Der Brüsseler Sondergipfel trägt Früchte: Die EU und die Türkei haben einen Aktionsplan beschlossen, um den Zustrom von Flüchtlingen nach Europa einzudämmen. Zudem erhalte die Türkei 3 Milliarden Euro. Das sagte Bundeskanzlerin Angela Merkel nach Abschluss des Treffens.
Merkel betonte, das Geld diene ausschließlich zur Flüchtlingshilfe, also zur Gesundheitsversorgung oder für Schulen.
EU-Kommissionschef Jean-Claude Juncker sagte, zur Versorgung von Flüchtlingen im Land sollten der Türkei die Finanzhilfen der EU zur Verfügung gestellt werden. Es werde keine Lösung der Flüchtlingskrise geben ohne eine Zusammenarbeit mit der Türkei.
Wie EU-Ratspräsident Donald Tusk ergänzte, soll das Geld der Türkei dabei helfen, vor allen Dingen syrische Flüchtlinge im eigenen Land aufzunehmen und zu versorgen.
"Legitime EU-Finanzhilfen"
"Es ist legitim, dass der Türkei von Europa geholfen wird, Flüchtlinge aufzunehmen", sagte der französische Staatspräsident François Hollande zu den EU-Finanzhilfen. Die Türkei müsse aber noch Bedingungen erfüllen, um die drei Milliarden in mehreren Etappen zu erhalten.
Wer von den 28 EU-Staaten wie viel der Zahlungen übernimmt, muss noch EU-intern geklärt werden. Die EU-Kommission schlug vor, 500 Millionen zu schultern. 2,5 Milliarden müssten also von den Mitgliedstaaten kommen. Deutschland wäre dann mit etwa einer halben Milliarde dabei.
Zur Umverteilung von Flüchtlingen aus der Türkei auf mehrere europäische Staaten gab es nach Merkels Worten keine Verabredung. Über das Thema sei im Kreise der Länder, die viele Flüchtlinge aufgenommen haben, geredet worden, so die Kanzlerin. Kontingente seien eine Möglichkeit. Darüber sei jedoch nicht abschließend beraten worden. Auch konkrete Zahlen seien nicht genannt worden.
Besserer Grenzschutz und Vorgehen gegen Schlepper
In dem Aktionsplan sichert die Türkei unter anderem zu, seine Küsten besser zu schützen und gegen Schlepperbanden und Menschenhändler vorzugehen. Dazu könnte auch die EU-Grenzagentur Frontex ihren Beitrag leisten.
"Das ist ein historischer Tag und ein historisches Treffen", sagte der türkische Ministerpräsident Ahmet Davutoglu nach dem Sondergipfel.
Merkel verteidigt Deal
Merkel hat die Annäherung an die Türkei. "Wenn man nicht miteinander redet, kann man auch die Kritik bestenfalls über die Medien äußern - aber das führt meistens noch zu keiner Problemlösung", sagte die Kanzlerin nach dem Gipfeltreffen.
"Wenn wir strategische Partner sind, müssen wir die Themen, zu denen wir Fragen oder auch Anmerkungen oder Kritik haben, natürlich auch miteinander offen aussprechen." Das Treffen in Brüssel, bei dem unter anderem über Pressefreiheit und Menschenrechte gesprochen worden sei, habe dafür die Möglichkeit auch für die Zukunft eröffnet.
Türkei gilt als Schlüsselland
Die Türkei gilt für die Europäer als Schlüsselland zur Bewältigung der Flüchtlingskrise. Der Nachbarstaat Syriens ist für Flüchtlinge das wichtigste Hauptdurchgangsland für Hundertausende auf dem Weg nach Europa.

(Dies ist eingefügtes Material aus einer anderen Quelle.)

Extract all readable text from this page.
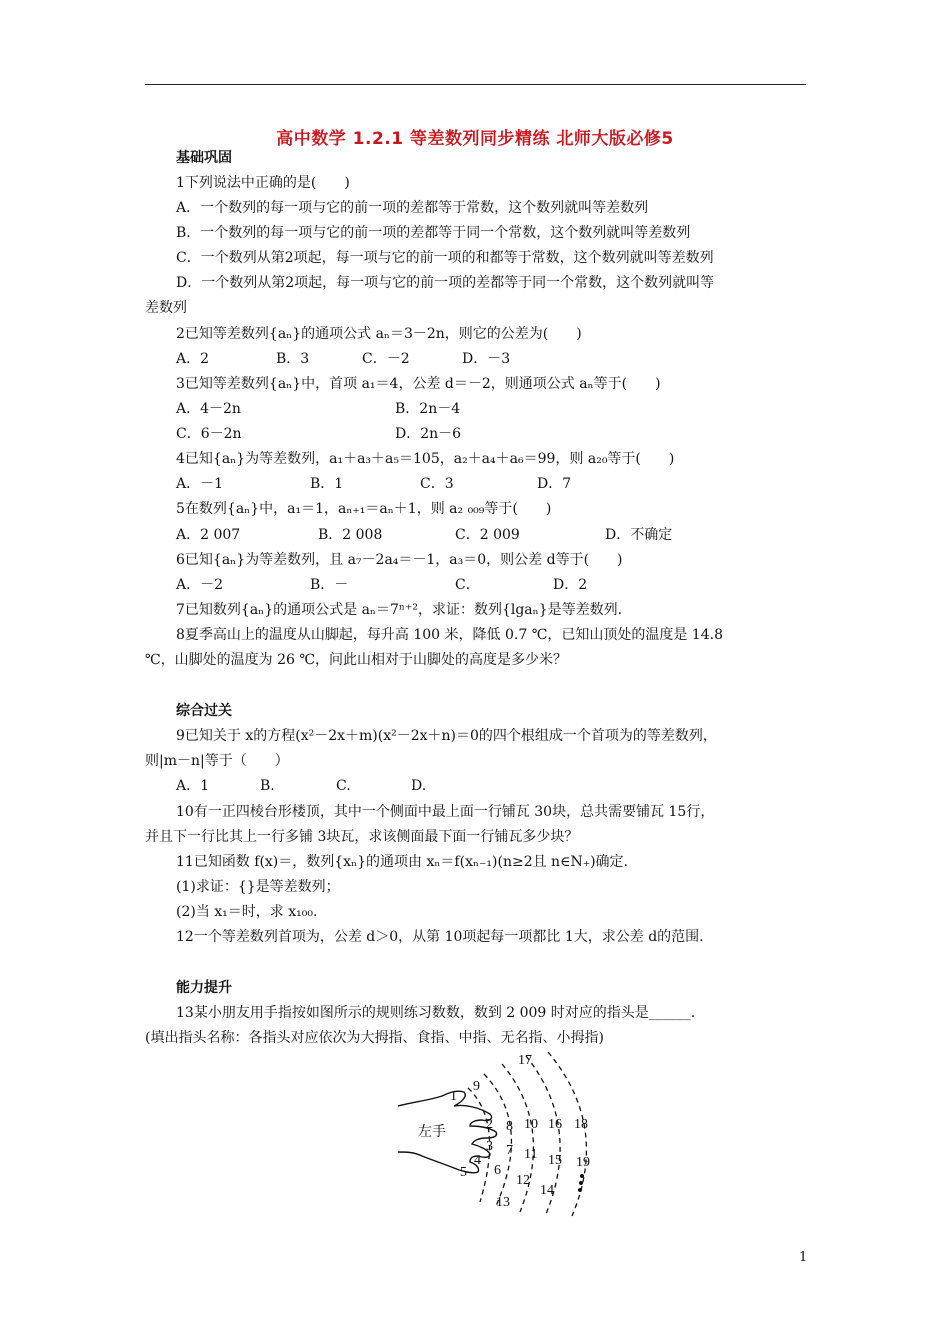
高中数学 1.2.1 等差数列同步精练 北师大版必修5
基础巩固
1下列说法中正确的是(　　)
A．一个数列的每一项与它的前一项的差都等于常数，这个数列就叫等差数列
B．一个数列的每一项与它的前一项的差都等于同一个常数，这个数列就叫等差数列
C．一个数列从第2项起，每一项与它的前一项的和都等于常数，这个数列就叫等差数列
D．一个数列从第2项起，每一项与它的前一项的差都等于同一个常数，这个数列就叫等
差数列
2已知等差数列{aₙ}的通项公式 aₙ＝3－2n，则它的公差为(　　)
A．2	B．3	C．－2	D．－3
3已知等差数列{aₙ}中，首项 a₁＝4，公差 d＝－2，则通项公式 aₙ等于(　　)
A．4－2n	B．2n－4
C．6－2n	D．2n－6
4已知{aₙ}为等差数列，a₁＋a₃＋a₅＝105，a₂＋a₄＋a₆＝99，则 a₂₀等于(　　)
A．－1	B．1	C．3	D．7
5在数列{aₙ}中，a₁＝1，aₙ₊₁＝aₙ＋1，则 a₂ ₀₀₉等于(　　)
A．2 007	B．2 008	C．2 009	D．不确定
6已知{aₙ}为等差数列，且 a₇－2a₄＝－1，a₃＝0，则公差 d等于(　　)
A．－2	B．－	C．	D．2
7已知数列{aₙ}的通项公式是 aₙ＝7ⁿ⁺²，求证：数列{lgaₙ}是等差数列.
8夏季高山上的温度从山脚起，每升高 100 米，降低 0.7 ℃，已知山顶处的温度是 14.8
℃，山脚处的温度为 26 ℃，问此山相对于山脚处的高度是多少米？
综合过关
9已知关于 x的方程(x²－2x＋m)(x²－2x＋n)＝0的四个根组成一个首项为的等差数列，
则|m－n|等于（　　）
A．1	B.	C.	D.
10有一正四棱台形楼顶，其中一个侧面中最上面一行铺瓦 30块，总共需要铺瓦 15行，
并且下一行比其上一行多铺 3块瓦，求该侧面最下面一行铺瓦多少块？
11已知函数 f(x)＝，数列{xₙ}的通项由 xₙ＝f(xₙ₋₁)(n≥2且 n∈N₊)确定.
(1)求证：{}是等差数列；
(2)当 x₁＝时，求 x₁₀₀.
12一个等差数列首项为，公差 d＞0，从第 10项起每一项都比 1大，求公差 d的范围.
能力提升
13某小朋友用手指按如图所示的规则练习数数，数到 2 009 时对应的指头是______.
(填出指头名称：各指头对应依次为大拇指、食指、中指、无名指、小拇指)
左手
1
2
3
4
5 6
7
8
9
10
11
12
13
14
15
16
17
18
19
1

Seit 2011 fanden nach offiziellen Angaben aus Ankara allein 2,2 Millionen Menschen aus vom Bürgerkrieg geschundenen Syrien Schutz in dem Nato-Land.
Die EU möchte erreichen, dass die Menschen in der Türkei bleiben. So sollen Schulen für Flüchtlingskinder eingerichtet werden. Das kostet Geld, dass nun zur Verfügung gestellt wird. Und die Türkei kann weitere Forderungen stellen.

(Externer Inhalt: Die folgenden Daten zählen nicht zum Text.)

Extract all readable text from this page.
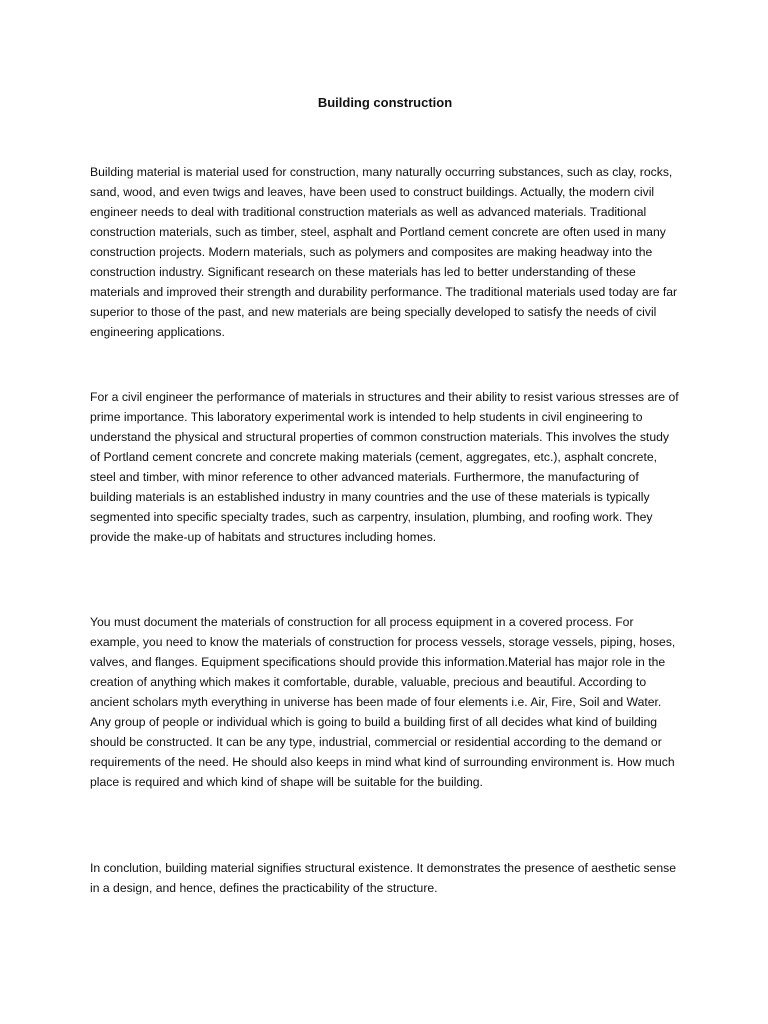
Building construction

Building material is material used for construction, many naturally occurring substances, such as clay, rocks, sand, wood, and even twigs and leaves, have been used to construct buildings. Actually, the modern civil engineer needs to deal with traditional construction materials as well as advanced materials. Traditional construction materials, such as timber, steel, asphalt and Portland cement concrete are often used in many construction projects. Modern materials, such as polymers and composites are making headway into the construction industry. Significant research on these materials has led to better understanding of these materials and improved their strength and durability performance. The traditional materials used today are far superior to those of the past, and new materials are being specially developed to satisfy the needs of civil engineering applications.

For a civil engineer the performance of materials in structures and their ability to resist various stresses are of prime importance. This laboratory experimental work is intended to help students in civil engineering to understand the physical and structural properties of common construction materials. This involves the study of Portland cement concrete and concrete making materials (cement, aggregates, etc.), asphalt concrete, steel and timber, with minor reference to other advanced materials. Furthermore, the manufacturing of building materials is an established industry in many countries and the use of these materials is typically segmented into specific specialty trades, such as carpentry, insulation, plumbing, and roofing work. They provide the make-up of habitats and structures including homes.

You must document the materials of construction for all process equipment in a covered process. For example, you need to know the materials of construction for process vessels, storage vessels, piping, hoses, valves, and flanges. Equipment specifications should provide this information.Material has major role in the creation of anything which makes it comfortable, durable, valuable, precious and beautiful. According to ancient scholars myth everything in universe has been made of four elements i.e. Air, Fire, Soil and Water. Any group of people or individual which is going to build a building first of all decides what kind of building should be constructed. It can be any type, industrial, commercial or residential according to the demand or requirements of the need. He should also keeps in mind what kind of surrounding environment is. How much place is required and which kind of shape will be suitable for the building.

In conclution, building material signifies structural existence. It demonstrates the presence of aesthetic sense in a design, and hence, defines the practicability of the structure.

Was hat die Türkei von dem Deal?
Die EU will beispielsweise die Lockerung der Visumspflicht für die 78 Millionen Türken beschleunigen. Die Türkei will aber eigentlich mehr - nämlich eine feste Zusage, dass ihre Bürger frei einreisen können.

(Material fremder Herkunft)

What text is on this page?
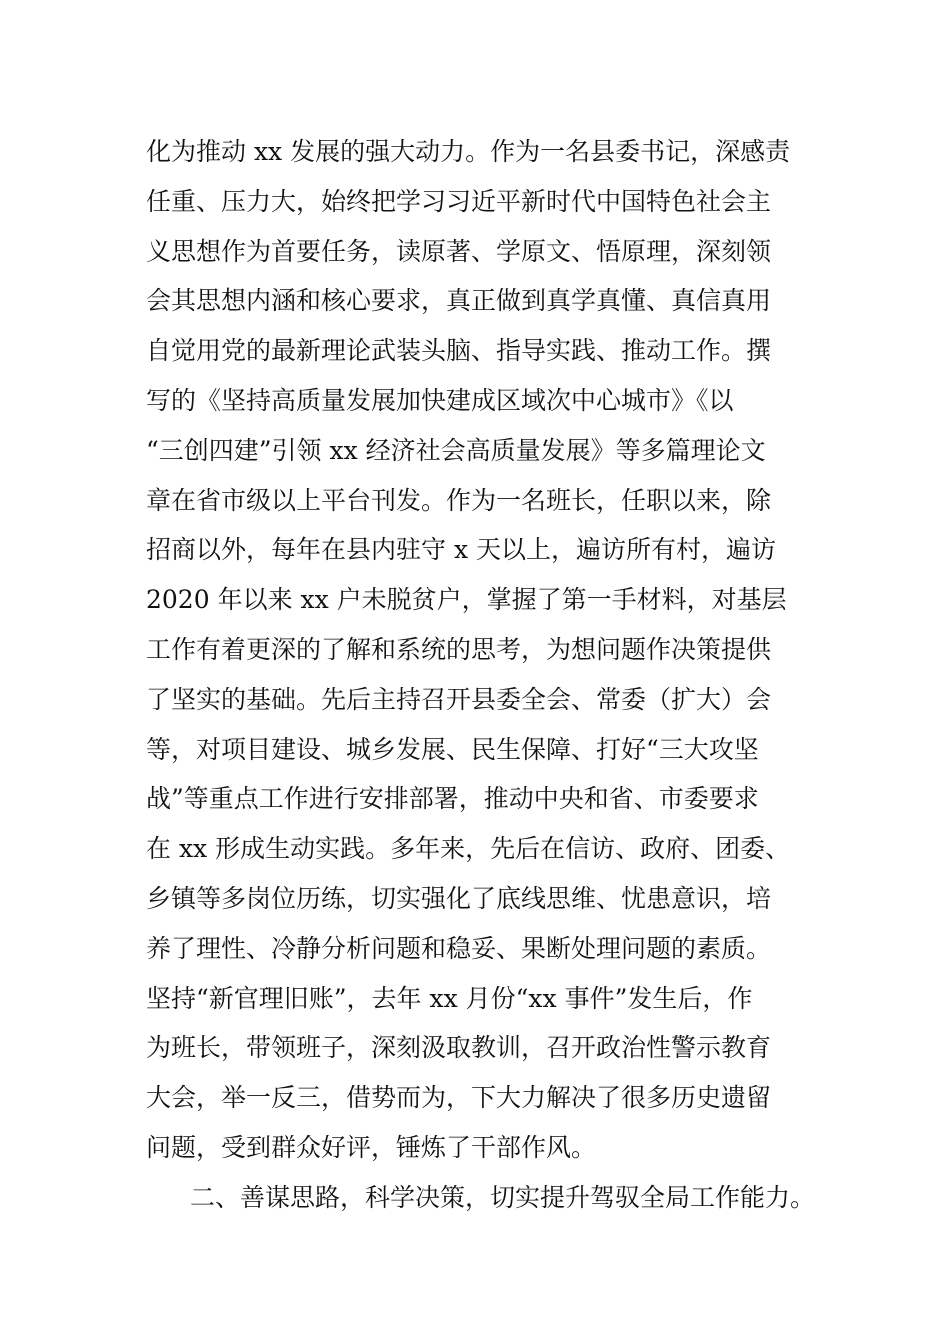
化为推动 xx 发展的强大动力。作为一名县委书记，深感责

任重、压力大，始终把学习习近平新时代中国特色社会主

义思想作为首要任务，读原著、学原文、悟原理，深刻领

会其思想内涵和核心要求，真正做到真学真懂、真信真用

自觉用党的最新理论武装头脑、指导实践、推动工作。撰

写的《坚持高质量发展加快建成区域次中心城市》《以

“三创四建”引领 xx 经济社会高质量发展》等多篇理论文

章在省市级以上平台刊发。作为一名班长，任职以来，除

招商以外，每年在县内驻守 x 天以上，遍访所有村，遍访

2020 年以来 xx 户未脱贫户，掌握了第一手材料，对基层

工作有着更深的了解和系统的思考，为想问题作决策提供

了坚实的基础。先后主持召开县委全会、常委（扩大）会

等，对项目建设、城乡发展、民生保障、打好“三大攻坚

战”等重点工作进行安排部署，推动中央和省、市委要求

在 xx 形成生动实践。多年来，先后在信访、政府、团委、

乡镇等多岗位历练，切实强化了底线思维、忧患意识，培

养了理性、冷静分析问题和稳妥、果断处理问题的素质。

坚持“新官理旧账”，去年 xx 月份“xx 事件”发生后，作

为班长，带领班子，深刻汲取教训，召开政治性警示教育

大会，举一反三，借势而为，下大力解决了很多历史遗留

问题，受到群众好评，锤炼了干部作风。

二、善谋思路，科学决策，切实提升驾驭全局工作能力。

- Gipfel in Zeiten der Krise: Darum hofiert die EU die Türkei
Zudem sollen die Beitrittsverhandlungen wieder aufgenommen werden. Mehr als zehn Jahre verhandelt die EU mit der Türkei nun schon darüber. Groß vorangekommen ist man nicht, immer wieder wurde gar das Ende der Annäherung ausgerufen.